I am encountering some odd behavior in pandas, and I am hoping someone could shed some light on specifics from the df.assign(...)
function in a pandas dataframe. I am getting a ValueError
when trying to assign to column, despite the function being valid.
def is_toc_row(row):
m_sig = m_df.loc[m_df.signature == row.signature]
pct = (~pd.isnull(m_sig.line_type)).sum() / m_sig.shape[0]
return (not pd.isnull(row.line_type)) or (pct < .5)

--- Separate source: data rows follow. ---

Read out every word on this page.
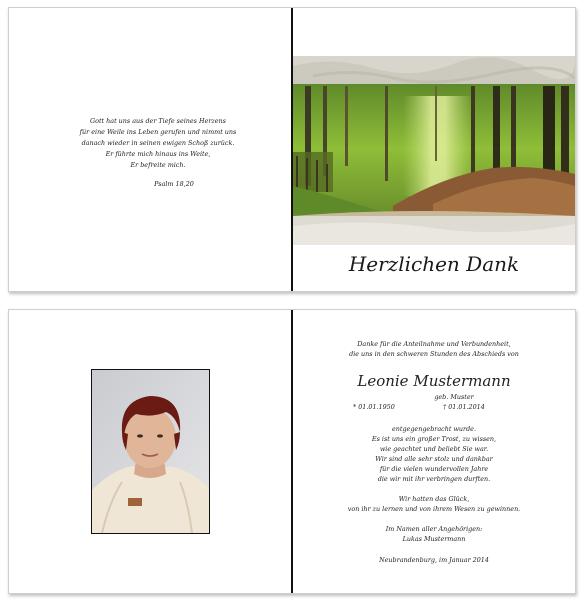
Gott hat uns aus der Tiefe seines Herzens
für eine Weile ins Leben gerufen und nimmt uns
danach wieder in seinen ewigen Schoß zurück.
Er führte mich hinaus ins Weite,
Er befreite mich.
Psalm 18,20
Herzlichen Dank
Danke für die Anteilnahme und Verbundenheit,
die uns in den schweren Stunden des Abschieds von
Leonie Mustermann
geb. Muster
* 01.01.1950	† 01.01.2014
entgegengebracht wurde.
Es ist uns ein großer Trost, zu wissen,
wie geachtet und beliebt Sie war.
Wir sind alle sehr stolz und dankbar
für die vielen wundervollen Jahre
die wir mit ihr verbringen durften.
Wir hatten das Glück,
von ihr zu lernen und von ihrem Wesen zu gewinnen.
Im Namen aller Angehörigen:
Lukas Mustermann
Neubrandenburg, im Januar 2014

m_df = m_df.assign(is_toc_row=is_toc_row)
Gives:
ValueError: The truth value of a Series is ambiguous. Use a.empty, a.bool(), a.item(), a.any() or a.all().
But this works totally fine:
for ind, row in m_df.iterrows():
m_df.at[ind, 'is_toc_row'] = is_toc_row(row)
Is there some issue with referencing the rest of the DataFrame in the function? All I see in the docs is that the subject df cannot change, which it does not.
Of course I am capable of building a workaround, I just want to understand why this does not work for future use.
Not totally sure why so many down votes but adding a few rows of data here anyways per requests
index | signature | line_type |
---|---|---|
0 | WYcxXTjq27YAP4uJOcLeRLelyUixNJaOwFwf2qqfpM4 | NaN |
1 | WYcxXTjq27YAP4uJOcLeRLelyUixNJaOwFwf2qqfpM4 | NaN |
2 | WYcxXTjq27YAP4uJOcLeRLelyUixNJaOwFwf2qqfpM4 | 1 |
3 | WYcxXTjq27YAP4uJOcLeRLelyUixNJaOwFwf2qqfpM4 | 2 |
4 | WYcxXTjq27YAP4uJOcLeRLelyUixNJaOwFwf2qqfpM4 | 2.4 |
Actually when assign is used with a custom function, the function doesn't receive the datafame row by row (like apply) but receives once the full dataframe. Let's take a toy example:
m_df = pd.DataFrame({'temp_b': [7.0, 5.0], 'temp_c': [17.0, 25.0]},
index=['Portland', 'Berkeley'])
def myfunc(x):
print(x, "*end*")
return x.temp_c + x.temp_b
m_df = m_df.assign(is_toc_row=myfunc)
display(m_df)